Don't miss a beat with our FREE daily newsletter

On the other hand, some things can be too much of their time. That Richard Ashcroft was the voice of such anthems of the immediate post-Britpop era as The Verve’s Bittersweet Symphony and Lucky Man seems both celebrated and a little hamstrung by his history. Thus, his 21st century solo career has been a little erratic, even if many – not the least himself – remain convinced of his importance. Thus They Don’t Own Me (Cooking Vinyl) has a touch of sourness to it, even as he moodily rides his motorcycle, and moodily strums his guitar in the woods. The bigger problem though is the ability to just about seamlessly sing the words of his previous band’s own The Drugs Don’t Work over this one. As ever, while the audience craves the familiar, do they really want exactly the same? 

With six albums in just over seven years, the work ethic of The Ocean Party is without question. From their straight out of Wagga Wagga days onward, they make pop music of some quality and atmosphere. Restless (Spunk!) is another example of what they can provide, its spaces and airy style being a drive to the beach followed by a long wistful look out to sea as the wind blows through your hair, before you remember you left the keys in the station wagon running in the carpark.

A band’s progress can be derailed in so many ways. In SMLXL’s case, one of the worst, as original drummer and co-songwriter Mike Barwick perished in a car crash. The remaining members went off made music in a variety of other combos to various degrees of success, but the core duo of Jarrod Murphy and Jason de Wilde get around to reconvening the brandname that suits their pop sense. Change To Survive (Independent) almost works as a philosophy as much as a song title, with echoes of such unimpeachable sources as Costello and a variety of Finns drifting by. Champagne tastes on a couple-of-middys-of-Reschs budget. It’s just good work to be enjoyed. 

WAAX had the more usual bumps and delays of shedding and finding new members and finally settle to diarise some of that frustration and aggravation in This Everything (Mucho Bravado). And while the new membership attacks with the necessary venom and thump, the band’s defining element is voice/yell/howl/scream of Marie DeVita who brings it to an even bigger level, while still manages to express some of the doubt and unease in her. One of those ones that demands to played loudly. 

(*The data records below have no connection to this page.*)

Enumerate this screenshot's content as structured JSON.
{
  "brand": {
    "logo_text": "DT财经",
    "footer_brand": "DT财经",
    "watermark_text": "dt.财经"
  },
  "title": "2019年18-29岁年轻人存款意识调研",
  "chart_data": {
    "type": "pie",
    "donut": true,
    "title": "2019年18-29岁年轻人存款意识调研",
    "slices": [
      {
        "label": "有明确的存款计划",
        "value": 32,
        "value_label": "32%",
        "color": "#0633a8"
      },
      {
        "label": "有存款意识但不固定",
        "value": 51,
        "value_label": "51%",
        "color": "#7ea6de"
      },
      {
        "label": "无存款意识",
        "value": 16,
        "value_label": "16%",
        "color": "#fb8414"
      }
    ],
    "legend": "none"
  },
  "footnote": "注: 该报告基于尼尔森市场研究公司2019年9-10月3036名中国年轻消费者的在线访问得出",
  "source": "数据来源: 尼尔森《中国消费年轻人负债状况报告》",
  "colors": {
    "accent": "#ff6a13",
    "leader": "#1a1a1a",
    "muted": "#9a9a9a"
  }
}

There seems something strangely right in Cass McCombs’ upcoming album rejoicing in the title Mangy Love. His music always seems that bit ragged, shaggy, and frayed around the edges while retaining a perfect pop heart. Medusa’s Out House (Anti-/Footstomp) fits the profile, trying to appear nonchalant as he shrugs his shoulders stylishly, while his dismissal seems really more about trying to change the subject entirely than remember to forget. Idiosyncratic, individual, and likely to be loved and loathed in equal measure.